D’après PHILIPPE DORA / AUJOURD’HUI LA CHINE, 22/11/2012

En préalable aux reportages à venir sur le vin en Chine, nous publions un récent entretien du flying winemaker star Michel Rolland, qui s’attaque désormais au marché du vin chinois, en forte expansion. Il y multiplie les séjours pour améliorer la qualité des crus qui selon lui, peuvent bouleverser le monde du vin.
Libre interview depuis le
Stan Café français de Hong Kong.

Quel est l’objet de votre présence en Chine ?
Je viens en Chine deux fois par an comme consultant pour le groupe chinois d’agro-alimentaire Cofco, propriétaire de la marque de vin Great Wall, premier producteur de vins en Chine avec 140 millions de bouteilles par an ! Je ne suis pas consultant pour ces 140 millions de bouteilles… mais, avec mon assistant, nous essayons de développer un programme d’amélioration des vins dans certaines des propriétés de la marque : Junding, Hua Xia, Sun Gold.

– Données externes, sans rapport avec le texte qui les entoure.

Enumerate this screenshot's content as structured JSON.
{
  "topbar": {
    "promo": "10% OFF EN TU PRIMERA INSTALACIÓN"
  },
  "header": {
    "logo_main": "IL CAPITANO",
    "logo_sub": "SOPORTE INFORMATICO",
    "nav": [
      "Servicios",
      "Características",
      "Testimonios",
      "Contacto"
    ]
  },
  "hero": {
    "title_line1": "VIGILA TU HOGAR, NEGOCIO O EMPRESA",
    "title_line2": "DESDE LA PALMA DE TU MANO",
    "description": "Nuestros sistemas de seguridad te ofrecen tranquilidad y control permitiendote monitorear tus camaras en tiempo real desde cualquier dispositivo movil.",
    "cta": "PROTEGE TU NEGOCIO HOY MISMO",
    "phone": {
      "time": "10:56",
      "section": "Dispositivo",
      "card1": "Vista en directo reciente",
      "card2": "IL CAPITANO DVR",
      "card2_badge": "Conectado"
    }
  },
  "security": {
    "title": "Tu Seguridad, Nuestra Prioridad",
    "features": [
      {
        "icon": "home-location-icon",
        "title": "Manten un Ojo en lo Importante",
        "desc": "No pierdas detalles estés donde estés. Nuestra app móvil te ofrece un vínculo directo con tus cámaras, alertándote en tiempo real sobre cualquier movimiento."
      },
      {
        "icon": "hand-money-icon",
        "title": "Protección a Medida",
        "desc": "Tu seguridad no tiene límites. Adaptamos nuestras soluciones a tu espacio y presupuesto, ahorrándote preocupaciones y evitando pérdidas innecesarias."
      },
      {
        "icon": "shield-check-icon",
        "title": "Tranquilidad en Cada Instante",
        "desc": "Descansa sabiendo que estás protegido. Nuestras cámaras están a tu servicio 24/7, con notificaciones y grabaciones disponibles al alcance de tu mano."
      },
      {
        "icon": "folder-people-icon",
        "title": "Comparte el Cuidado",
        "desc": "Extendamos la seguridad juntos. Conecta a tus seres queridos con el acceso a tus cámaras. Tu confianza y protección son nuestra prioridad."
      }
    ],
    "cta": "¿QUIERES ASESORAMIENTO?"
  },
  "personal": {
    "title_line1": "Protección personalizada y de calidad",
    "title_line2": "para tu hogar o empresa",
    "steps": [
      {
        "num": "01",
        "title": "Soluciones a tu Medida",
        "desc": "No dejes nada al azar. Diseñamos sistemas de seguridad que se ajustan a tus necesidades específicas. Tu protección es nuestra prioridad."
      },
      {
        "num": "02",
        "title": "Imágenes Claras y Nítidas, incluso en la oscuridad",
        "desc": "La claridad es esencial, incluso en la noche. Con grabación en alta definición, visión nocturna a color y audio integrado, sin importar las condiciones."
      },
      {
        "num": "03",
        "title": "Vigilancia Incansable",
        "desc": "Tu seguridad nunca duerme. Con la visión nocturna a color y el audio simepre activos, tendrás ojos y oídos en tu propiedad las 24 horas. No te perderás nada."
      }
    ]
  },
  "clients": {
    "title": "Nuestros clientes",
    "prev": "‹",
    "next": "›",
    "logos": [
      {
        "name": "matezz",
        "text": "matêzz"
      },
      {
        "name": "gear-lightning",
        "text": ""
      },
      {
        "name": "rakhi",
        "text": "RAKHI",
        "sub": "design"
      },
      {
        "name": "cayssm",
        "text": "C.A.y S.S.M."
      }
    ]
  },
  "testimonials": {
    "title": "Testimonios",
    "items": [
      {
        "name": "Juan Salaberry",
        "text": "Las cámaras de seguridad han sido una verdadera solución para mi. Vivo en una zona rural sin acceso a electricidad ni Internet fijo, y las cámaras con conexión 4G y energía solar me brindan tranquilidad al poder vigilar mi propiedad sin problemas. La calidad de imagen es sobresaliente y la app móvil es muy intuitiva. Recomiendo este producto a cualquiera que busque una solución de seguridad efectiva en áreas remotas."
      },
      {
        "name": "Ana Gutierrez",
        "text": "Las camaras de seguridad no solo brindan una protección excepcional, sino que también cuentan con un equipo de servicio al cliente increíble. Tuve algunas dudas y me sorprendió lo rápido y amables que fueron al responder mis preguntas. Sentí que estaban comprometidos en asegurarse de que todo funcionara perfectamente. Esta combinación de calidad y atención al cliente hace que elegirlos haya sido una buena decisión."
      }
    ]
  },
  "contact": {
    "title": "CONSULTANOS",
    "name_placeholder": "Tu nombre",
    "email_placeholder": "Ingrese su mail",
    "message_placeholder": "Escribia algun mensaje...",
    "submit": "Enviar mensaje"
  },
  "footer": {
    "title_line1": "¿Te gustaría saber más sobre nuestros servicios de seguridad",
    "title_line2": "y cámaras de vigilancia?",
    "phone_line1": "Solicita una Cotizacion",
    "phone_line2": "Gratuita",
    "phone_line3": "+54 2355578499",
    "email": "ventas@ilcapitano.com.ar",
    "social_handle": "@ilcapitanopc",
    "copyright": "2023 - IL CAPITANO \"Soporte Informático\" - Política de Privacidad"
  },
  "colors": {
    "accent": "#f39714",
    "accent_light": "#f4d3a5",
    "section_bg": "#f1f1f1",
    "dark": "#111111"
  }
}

Pourquoi le géant chinois Cofco est-il venu vous chercher à Pomerol ?
C’est une coïncidence ! J’étais le conseiller du Château de Viaud à Lalande de Pomerol et lorsque le groupe Cofco a racheté ce château, ses dirigeants ont confirmé cette collaboration et ont souhaité l’étendre en Chine sur certaines de leurs productions pour former leurs équipes, les sensibiliser à la qualité des vins et faire en sorte qu’elles fassent des vins de qualité. C’est pour cela que je suis venu en Chine !

« La Chine est une machine en marche et elle ne s’arrêtera plus. La consommation de vin y augmente tous les ans et va continuer à augmenter. »

 

Améliorer la qualité des vins chinois, c’est votre valeur ajoutée ?
Il faudra quand même un peu de temps pour y arriver. La Chine est une machine en marche et elle ne s’arrêtera plus. La consommation de vin y augmente tous les ans et va continuer à augmenter. Il faut également que le nombre de consommateurs augmente. J’ai toujours considéré que pour cela, il fallait produire des vins qui puissent les intéresser ou leur faire plaisir. Comme toutes les populations du monde, les Chinois commenceront par boire des vins nationaux et pour cela il faut que ces vins soient décents pour le consommateur. Je ne dis pas que l’on fera tout de suite des grands vins en Chine car il y a des problèmes climatiques, mais je pense que l’on peut faire bien meilleur. Et l’intérêt de toute la production mondiale c’est d’essayer de faire  des meilleurs vins en Chine. Avec mes collaborateurs, nous y travaillons pour améliorer les vignobles et la façon de faire les vins pour que les Chinois consommateurs aient envie de consommer du vin chinois, et s’ils ont envie de consommer du vin un jour ou l’autre, ils viendront consommer des vins d’autres pays de la planète.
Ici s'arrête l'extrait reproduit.